Le Post commence d’ailleurs son reportage par une image des plus explicites :

Il a fallu un chêne à feuilles de laurier géant traversant son toit pendant l’ouragan Florence le mois dernier, pour que Margie White considère qu’il y avait peut-être quelques vérités dans ces signaux d’alarme à propos du réchauffement climatique.

Déjà, que les tempêtes se sont faites plus fréquentes et plus intenses depuis 26 ans qu’elle et son mari habitent la région. Mais deux ouragans en quelques semaines, même si le deuxième, Michael, n’a touché terre « qu’à » 1000 km, ça impressionne.

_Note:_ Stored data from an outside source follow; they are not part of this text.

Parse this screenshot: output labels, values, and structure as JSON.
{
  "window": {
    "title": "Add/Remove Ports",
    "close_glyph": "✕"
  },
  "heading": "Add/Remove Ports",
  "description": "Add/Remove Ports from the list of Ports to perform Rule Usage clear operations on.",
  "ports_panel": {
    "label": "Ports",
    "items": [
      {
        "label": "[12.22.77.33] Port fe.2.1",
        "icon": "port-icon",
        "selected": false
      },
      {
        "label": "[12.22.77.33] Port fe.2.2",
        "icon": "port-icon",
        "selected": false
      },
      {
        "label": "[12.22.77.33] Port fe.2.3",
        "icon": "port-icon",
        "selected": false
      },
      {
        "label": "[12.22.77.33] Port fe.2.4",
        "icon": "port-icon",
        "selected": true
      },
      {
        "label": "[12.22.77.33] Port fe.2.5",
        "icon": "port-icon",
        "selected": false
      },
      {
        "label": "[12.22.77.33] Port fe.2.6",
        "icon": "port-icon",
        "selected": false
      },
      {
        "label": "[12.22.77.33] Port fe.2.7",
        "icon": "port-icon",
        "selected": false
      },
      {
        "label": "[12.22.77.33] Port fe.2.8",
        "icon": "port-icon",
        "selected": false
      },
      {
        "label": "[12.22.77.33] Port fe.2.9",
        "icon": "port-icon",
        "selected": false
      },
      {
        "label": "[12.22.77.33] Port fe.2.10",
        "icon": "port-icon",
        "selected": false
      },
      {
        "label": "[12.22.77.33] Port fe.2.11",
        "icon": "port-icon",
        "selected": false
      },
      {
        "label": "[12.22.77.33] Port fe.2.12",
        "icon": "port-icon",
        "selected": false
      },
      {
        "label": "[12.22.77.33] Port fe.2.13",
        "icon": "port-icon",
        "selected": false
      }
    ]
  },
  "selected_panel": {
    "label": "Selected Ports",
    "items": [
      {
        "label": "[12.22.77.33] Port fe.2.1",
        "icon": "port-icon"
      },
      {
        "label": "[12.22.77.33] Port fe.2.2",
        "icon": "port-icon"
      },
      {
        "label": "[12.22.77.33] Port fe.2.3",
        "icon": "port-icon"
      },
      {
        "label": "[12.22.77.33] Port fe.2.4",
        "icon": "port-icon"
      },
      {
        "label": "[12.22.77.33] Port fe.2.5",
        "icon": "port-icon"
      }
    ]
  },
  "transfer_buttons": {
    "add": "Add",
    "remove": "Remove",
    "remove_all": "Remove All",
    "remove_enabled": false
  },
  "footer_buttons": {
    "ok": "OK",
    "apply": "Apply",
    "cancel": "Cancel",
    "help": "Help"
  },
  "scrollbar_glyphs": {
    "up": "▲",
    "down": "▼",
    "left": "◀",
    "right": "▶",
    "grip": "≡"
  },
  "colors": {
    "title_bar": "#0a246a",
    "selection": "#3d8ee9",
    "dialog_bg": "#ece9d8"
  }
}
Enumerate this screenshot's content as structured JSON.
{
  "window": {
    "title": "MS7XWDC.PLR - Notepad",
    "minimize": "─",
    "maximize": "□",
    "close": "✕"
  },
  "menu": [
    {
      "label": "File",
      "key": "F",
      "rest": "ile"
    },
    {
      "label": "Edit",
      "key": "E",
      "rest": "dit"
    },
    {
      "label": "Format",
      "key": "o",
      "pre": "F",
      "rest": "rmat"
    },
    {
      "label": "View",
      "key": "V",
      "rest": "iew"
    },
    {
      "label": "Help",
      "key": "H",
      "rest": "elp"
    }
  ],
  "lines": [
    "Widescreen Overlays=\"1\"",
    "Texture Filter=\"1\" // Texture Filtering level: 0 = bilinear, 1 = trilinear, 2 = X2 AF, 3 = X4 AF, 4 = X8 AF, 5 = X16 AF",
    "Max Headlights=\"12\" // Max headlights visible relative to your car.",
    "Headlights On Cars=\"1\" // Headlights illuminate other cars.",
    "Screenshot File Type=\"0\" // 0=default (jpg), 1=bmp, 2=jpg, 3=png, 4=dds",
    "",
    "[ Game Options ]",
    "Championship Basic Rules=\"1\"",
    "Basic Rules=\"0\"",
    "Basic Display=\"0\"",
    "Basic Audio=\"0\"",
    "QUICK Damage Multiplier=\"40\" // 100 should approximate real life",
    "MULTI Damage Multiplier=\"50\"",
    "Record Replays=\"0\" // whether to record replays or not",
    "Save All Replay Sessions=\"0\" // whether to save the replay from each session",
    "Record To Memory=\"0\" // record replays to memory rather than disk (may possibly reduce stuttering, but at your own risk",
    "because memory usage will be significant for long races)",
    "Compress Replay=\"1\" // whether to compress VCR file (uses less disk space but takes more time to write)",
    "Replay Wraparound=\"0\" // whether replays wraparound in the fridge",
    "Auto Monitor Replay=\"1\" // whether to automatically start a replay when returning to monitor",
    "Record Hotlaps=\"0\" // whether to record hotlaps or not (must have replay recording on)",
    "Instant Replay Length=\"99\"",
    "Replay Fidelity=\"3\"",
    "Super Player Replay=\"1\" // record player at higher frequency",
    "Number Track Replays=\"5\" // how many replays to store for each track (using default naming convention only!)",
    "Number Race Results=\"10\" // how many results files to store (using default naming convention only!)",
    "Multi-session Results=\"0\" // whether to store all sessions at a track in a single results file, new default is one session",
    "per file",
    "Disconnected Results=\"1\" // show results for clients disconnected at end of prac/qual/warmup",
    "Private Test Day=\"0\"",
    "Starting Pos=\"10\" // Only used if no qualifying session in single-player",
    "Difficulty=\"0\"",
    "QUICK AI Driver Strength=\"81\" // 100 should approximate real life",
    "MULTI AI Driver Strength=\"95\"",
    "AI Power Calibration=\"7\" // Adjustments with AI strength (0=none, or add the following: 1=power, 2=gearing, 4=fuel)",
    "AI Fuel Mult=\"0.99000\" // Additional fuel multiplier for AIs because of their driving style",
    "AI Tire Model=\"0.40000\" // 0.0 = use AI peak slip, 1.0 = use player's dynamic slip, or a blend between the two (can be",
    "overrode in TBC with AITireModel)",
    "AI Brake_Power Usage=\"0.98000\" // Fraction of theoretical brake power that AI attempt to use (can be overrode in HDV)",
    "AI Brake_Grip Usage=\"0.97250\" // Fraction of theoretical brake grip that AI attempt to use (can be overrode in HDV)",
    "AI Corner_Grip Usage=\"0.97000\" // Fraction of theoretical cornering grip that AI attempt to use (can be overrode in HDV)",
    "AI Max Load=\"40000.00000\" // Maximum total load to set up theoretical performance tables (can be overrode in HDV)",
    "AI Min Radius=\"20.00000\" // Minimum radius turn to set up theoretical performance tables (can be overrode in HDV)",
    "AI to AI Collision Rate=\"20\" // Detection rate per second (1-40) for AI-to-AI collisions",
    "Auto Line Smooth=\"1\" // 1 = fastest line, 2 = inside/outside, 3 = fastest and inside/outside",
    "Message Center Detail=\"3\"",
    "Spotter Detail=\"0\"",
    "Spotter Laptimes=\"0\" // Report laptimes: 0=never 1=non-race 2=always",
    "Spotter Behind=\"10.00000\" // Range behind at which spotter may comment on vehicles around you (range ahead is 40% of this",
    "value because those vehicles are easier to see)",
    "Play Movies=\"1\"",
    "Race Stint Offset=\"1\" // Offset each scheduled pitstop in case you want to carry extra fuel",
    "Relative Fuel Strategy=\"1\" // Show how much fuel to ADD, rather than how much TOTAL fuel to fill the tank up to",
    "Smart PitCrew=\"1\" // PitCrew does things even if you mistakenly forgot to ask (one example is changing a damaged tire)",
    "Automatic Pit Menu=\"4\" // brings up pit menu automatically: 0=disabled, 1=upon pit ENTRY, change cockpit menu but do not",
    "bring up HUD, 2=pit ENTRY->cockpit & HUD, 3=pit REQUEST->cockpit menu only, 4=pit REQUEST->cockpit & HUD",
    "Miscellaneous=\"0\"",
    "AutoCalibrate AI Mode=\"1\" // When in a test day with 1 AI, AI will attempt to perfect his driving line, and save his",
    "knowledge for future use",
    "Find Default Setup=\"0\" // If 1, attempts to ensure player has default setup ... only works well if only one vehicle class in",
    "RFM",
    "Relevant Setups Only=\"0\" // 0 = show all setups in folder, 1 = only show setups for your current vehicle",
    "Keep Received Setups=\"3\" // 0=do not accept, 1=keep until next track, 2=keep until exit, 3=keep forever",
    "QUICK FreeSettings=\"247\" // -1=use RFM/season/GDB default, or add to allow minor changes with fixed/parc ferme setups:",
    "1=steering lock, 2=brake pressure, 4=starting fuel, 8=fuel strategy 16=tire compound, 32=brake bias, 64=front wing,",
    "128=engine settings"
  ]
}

Il n’y a pas que ces deux retraités qui semblent perplexes. Les pêcheurs et les fermiers de cette région politiquement très à droite discutent des effets du climat changeant sur leur gagne-pain, et osent même en discuter devant les médias nationaux — un sujet qui, il y a peu, aurait été tabou. En fait, à travers les États-Unis, des sondages ont révélé ces dernières années un effritement du roc anti-science qu’était devenu le parti républicain. Bien qu’un climatosceptique y soit toujours chez lui, jusqu’à la moitié des « jeunes républicains » se disaient préoccupés par la question climatique, dans une enquête réalisée en début d’année par un groupe d’intérêt conservateur. Et en Caroline du Nord, selon une enquête de l’Université Elon publiée ce mois-ci, seulement 31 % des républicains refusent encore de croire que le réchauffement climatique aura un impact sur leurs communautés côtières — contre 41 % l’an dernier.